History of Taber
Click on the picture of early downtown Taber to see a photo gallery >>
Coal-Mining Town Beginnings
Taber was settled by homesteaders in the late 1890s and initially was a coal-mining town. Coal was mined in Taber and shipped to Medicine Hat, first on the Oldman River steamers and, later by narrow gauge railway. Mining declined dramatically in the late 1920s, however the extensive development of irrigation in Southern Alberta led to a major recovery in the early 1930s.
Founding of a Sugar Factory
Irrigation brought with it the production of sugar beets and by 1950, a sugar beet processing plant had been built. Roger's Sugar Ltd. (formerly, the Alberta Sugar Company) operates the only sugar factory in Alberta and it is the largest employer in Taber. The sugar factory is a landmark which can be seen clearly from Highways #3 and #36.
Naming of Taber
There are many stories of how the town received the name Taber, but the one usually accepted is that it was named for Mt. Tabor in Palestine. However, the story is told that in 1903, with the arrival of the first Mormon settlers from the USA, they established a hamlet at what was known then as Tank #77 on the Medicine Hat-Lethbridge Railway.
Later, with the establishment of a post office, it was decided by the Canadian Pacific Railroad (CPR) to name the station Tabor. The station's letterhead and various forms came through printed Taber. When the settlement was incorporated in 1907, the name was changed to Taber, making the name of the town and the post office uniform with the records of the CPR.
A Centennial Celebration
In 2005, Taber was one of five communities that celebrated its centennial birthday concurrent with that of the province.
Taber's Coat of Arms
Granted in 2004 by the Public Register of Arms, Flags and Badges, the Town of Taber's official Coat of Arms symbolizes the history, growth, and prosperity of Taber.
The water tank represents Tank 77 which served the early railroad, and was the genesis of the Town of Taber.
The gold shield represents the sun shining on the earth in the area. The "V-shapes," or spray symbolizes three different things: a plant reaching for sunlight, a gusher produced when oil is hit, and a community looking up to better things and reaching for the future. The red wavy band stands for the presence and effect of wind in our area.
The horse signifies the "pit ponies" that were once used in the coal mines, the "horse power" in all types of transportations, the livestock of the area, as well as the western heritage and culture of cowboys. The antelope is a symbol for the same type of animals commonly found around Taber. Each of the two animals wear collars of wild roses, Alberta's provincial flower. Finally, each animal wears a pentagon which serves to symbolize coal mining and rail transport. The shape of the pentagon alludes to the structures of Tank 77 and coal. The compartment in the lower section of the Coat of Arms contains examples of local crops: sugar beets, wheat, and corn.

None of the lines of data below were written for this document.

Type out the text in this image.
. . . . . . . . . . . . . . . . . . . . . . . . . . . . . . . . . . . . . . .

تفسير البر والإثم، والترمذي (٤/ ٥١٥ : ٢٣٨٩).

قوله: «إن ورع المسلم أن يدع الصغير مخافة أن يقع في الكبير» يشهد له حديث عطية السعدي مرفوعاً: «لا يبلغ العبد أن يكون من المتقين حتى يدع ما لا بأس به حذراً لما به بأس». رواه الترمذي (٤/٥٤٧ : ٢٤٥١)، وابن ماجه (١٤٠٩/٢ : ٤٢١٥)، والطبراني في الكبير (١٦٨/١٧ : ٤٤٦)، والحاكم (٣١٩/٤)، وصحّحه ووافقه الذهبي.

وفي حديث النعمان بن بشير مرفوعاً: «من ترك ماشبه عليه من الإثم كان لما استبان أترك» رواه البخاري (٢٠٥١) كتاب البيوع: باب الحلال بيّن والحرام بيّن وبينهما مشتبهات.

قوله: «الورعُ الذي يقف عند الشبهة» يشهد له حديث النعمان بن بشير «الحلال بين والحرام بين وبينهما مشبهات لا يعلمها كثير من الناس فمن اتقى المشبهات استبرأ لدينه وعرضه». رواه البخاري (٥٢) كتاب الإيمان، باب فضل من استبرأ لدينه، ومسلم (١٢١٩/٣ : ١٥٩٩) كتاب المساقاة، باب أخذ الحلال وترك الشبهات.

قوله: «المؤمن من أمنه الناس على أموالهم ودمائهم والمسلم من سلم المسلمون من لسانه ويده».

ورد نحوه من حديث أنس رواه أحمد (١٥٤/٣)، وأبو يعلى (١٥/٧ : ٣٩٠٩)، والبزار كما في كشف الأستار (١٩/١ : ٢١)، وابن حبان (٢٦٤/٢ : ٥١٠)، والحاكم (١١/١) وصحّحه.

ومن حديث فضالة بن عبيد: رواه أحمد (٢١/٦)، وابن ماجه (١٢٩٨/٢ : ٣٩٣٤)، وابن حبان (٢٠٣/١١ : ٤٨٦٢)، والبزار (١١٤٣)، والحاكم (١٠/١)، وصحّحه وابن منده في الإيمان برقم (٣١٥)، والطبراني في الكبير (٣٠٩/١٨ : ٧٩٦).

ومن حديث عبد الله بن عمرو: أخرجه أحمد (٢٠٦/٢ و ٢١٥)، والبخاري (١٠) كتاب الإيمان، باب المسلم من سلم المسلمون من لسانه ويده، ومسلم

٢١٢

The motto reads "Unity - Growth - Prosperity," a message the Town of Taber strives to achieve every day.
Higashiomi Twinning Relationship
Since 1981, the Town of Taber and Notogawa, Japan have been twinned municipalities. Notogawa was a town located in Kanzaki District, in Shiga Prefecture in Japan. In 2006, Notogawa was merged into the city of Higashiomi. Therefore, in 2006, Taber re-signed the Twinning Agreement to demonstrate the Town's commitment to keeping the friendship going.

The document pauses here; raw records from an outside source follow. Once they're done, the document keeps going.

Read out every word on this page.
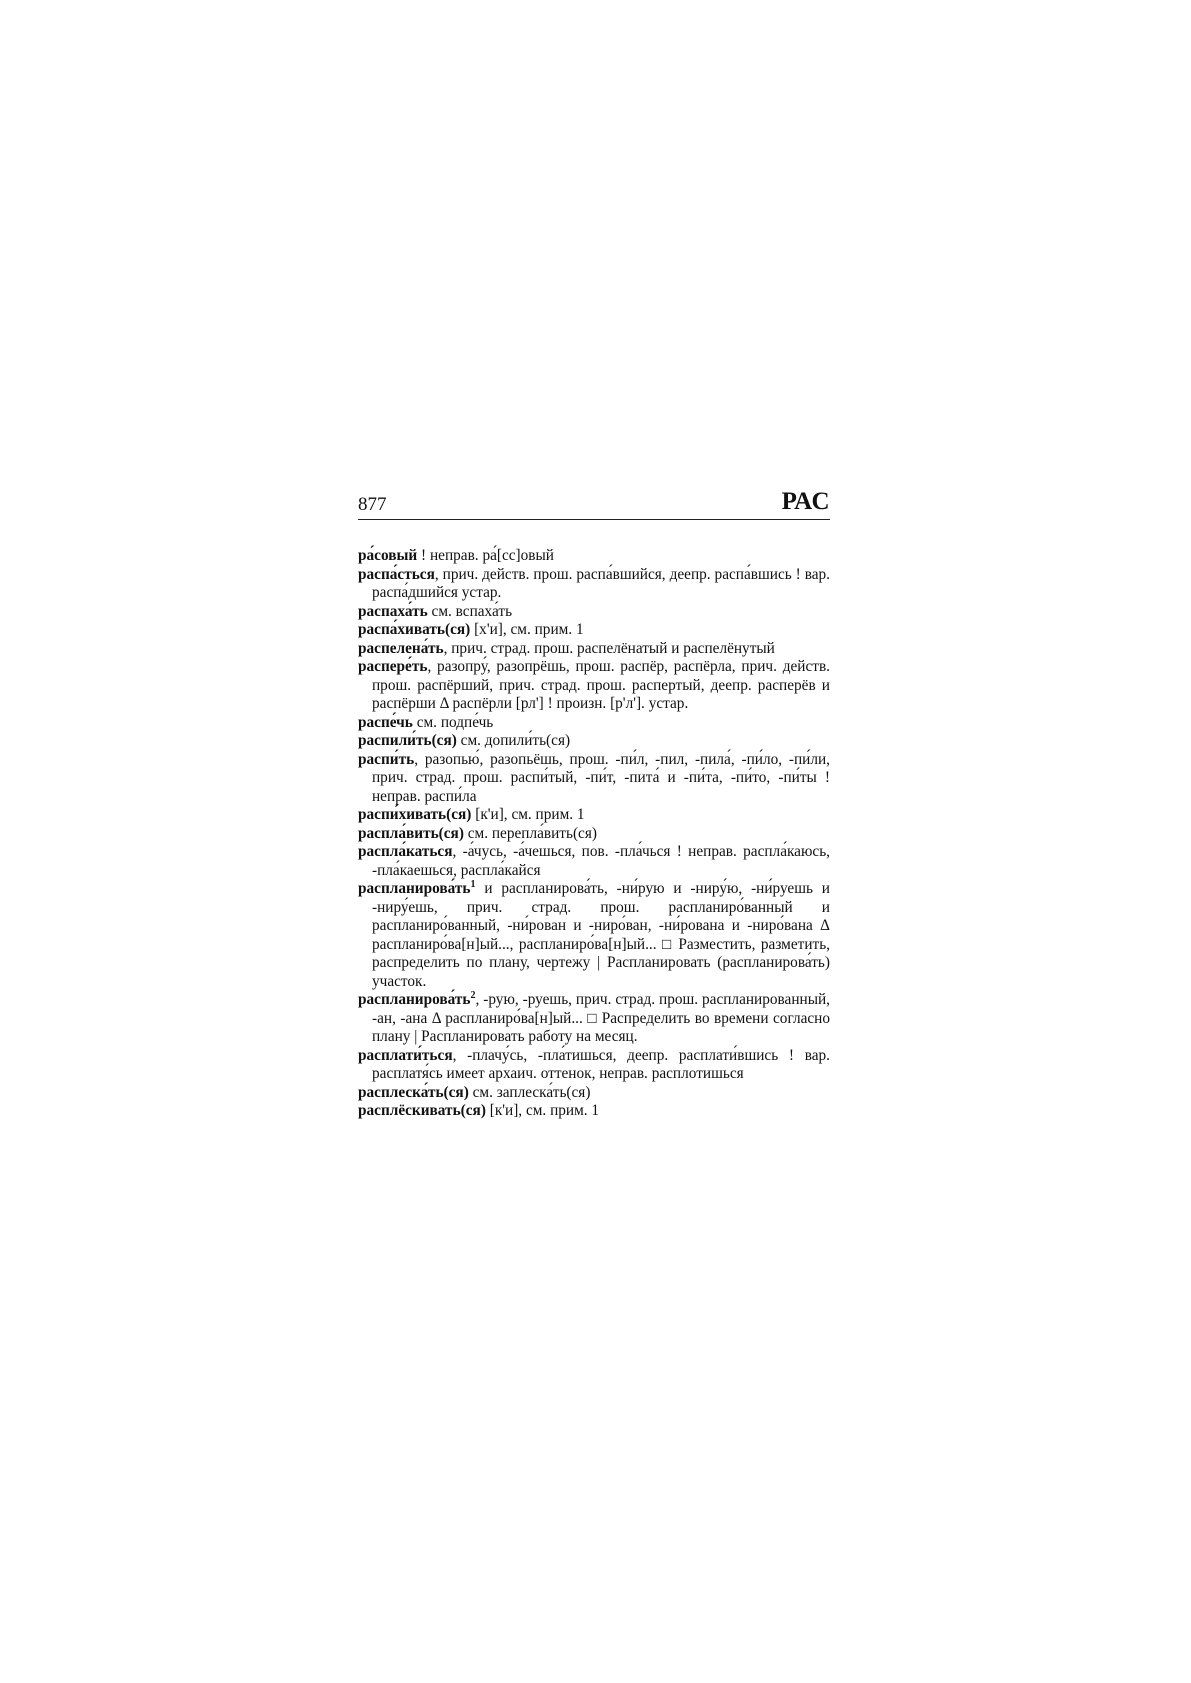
877	РАС
ра́совый ! неправ. ра́[сс]овый
распа́сться, прич. действ. прош. распа́вшийся, деепр. распа́вшись ! вар. распа́дшийся устар.
распаха́ть см. вспаха́ть
распа́хивать(ся) [х'и], см. прим. 1
распелена́ть, прич. страд. прош. распелёнатый и распелёнутый
распере́ть, разопру́, разопрёшь, прош. распёр, распёрла, прич. действ. прош. распёрший, прич. страд. прош. распертый, деепр. расперёв и распёрши Δ распёрли [рл'] ! произн. [р'л']. устар.
распе́чь см. подпе́чь
распили́ть(ся) см. допили́ть(ся)
распи́ть, разопью́, разопьёшь, прош. -пи́л, -пил, -пила́, -пи́ло, -пи́ли, прич. страд. прош. распи́тый, -пи́т, -пита́ и -пи́та, -пи́то, -пи́ты ! неправ. распи́ла
распи́хивать(ся) [к'и], см. прим. 1
распла́вить(ся) см. перепла́вить(ся)
распла́каться, -а́чусь, -а́чешься, пов. -пла́чься ! неправ. распла́каюсь, -пла́каешься, распла́кайся
$распланирова́ть^1$ и распланирова́ть, -ни́рую и -ниру́ю, -ни́руешь и -ниру́ешь, прич. страд. прош. распланиро́ванный и распланиро́ванный, -ни́рован и -ниро́ван, -ни́рована и -ниро́вана Δ распланиро́ва[н]ый..., распланиро́ва[н]ый... □ Разместить, разметить, распределить по плану, чертежу | Распланировать (распланирова́ть) участок.
$распланирова́ть^2$, -рую, -руешь, прич. страд. прош. распланированный, -ан, -ана Δ распланиро́ва[н]ый... □ Распределить во времени согласно плану | Распланировать работу на месяц.
расплати́ться, -плачу́сь, -пла́тишься, деепр. расплати́вшись ! вар. расплатя́сь имеет архаич. оттенок, неправ. расплотишься
расплеска́ть(ся) см. заплеска́ть(ся)
расплёскивать(ся) [к'и], см. прим. 1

Notogawa Station is the only Japanese Railway Station in Higashiomi, which harkens to the similarity between the two municipalities in regards to the importance of the railway. The Twinning Agreement is the second oldest in Alberta, second only to Jasper.
In alternating years, delegates from each municipality travel to the other country in order to experience a new country, culture, and enjoy new friendships! The delegations are typically comprised of students with a few adults, but there have been delegations with adult citizens from each country. Many of the gifts presented to the Town of Taber can be found within a cabinet just outside Council Chambers!
The Twinning Relationship provides opportunities for both municipalities to experience new cultures, collaboration between governments, as well as possible economic growth. But above all, it provides an avenue for citizens to create and foster friendships beyond borders!
Delegates from Japan receive a map of Taber and area in 1986!
Mayor Bryant accepts a gift on behalf of the Town in 2009
35th Anniversary Gift to Higashiomi
Following in the tradition of presenting a gift to the host country, the Town of Taber commissioned a one-of-a-kind piece to celebrate the 35th anniversary of our twinning with Higashiomi! Created by Southern Alberta artist Marney Delver, this piece combines Higashiomi and Taber in their most natural states! The Japanese Maple leaves are from the municipal tree of Higashiomi, and the potato flowers stand as a symbol for one of Taber's famous crops! Together they create this beautiful piece that will forever commemorate our friendship! The entire piece is created out of clay and then hand-painted. This gift was presented to the City of Higashiomi by Town of Taber delegates in July 2016.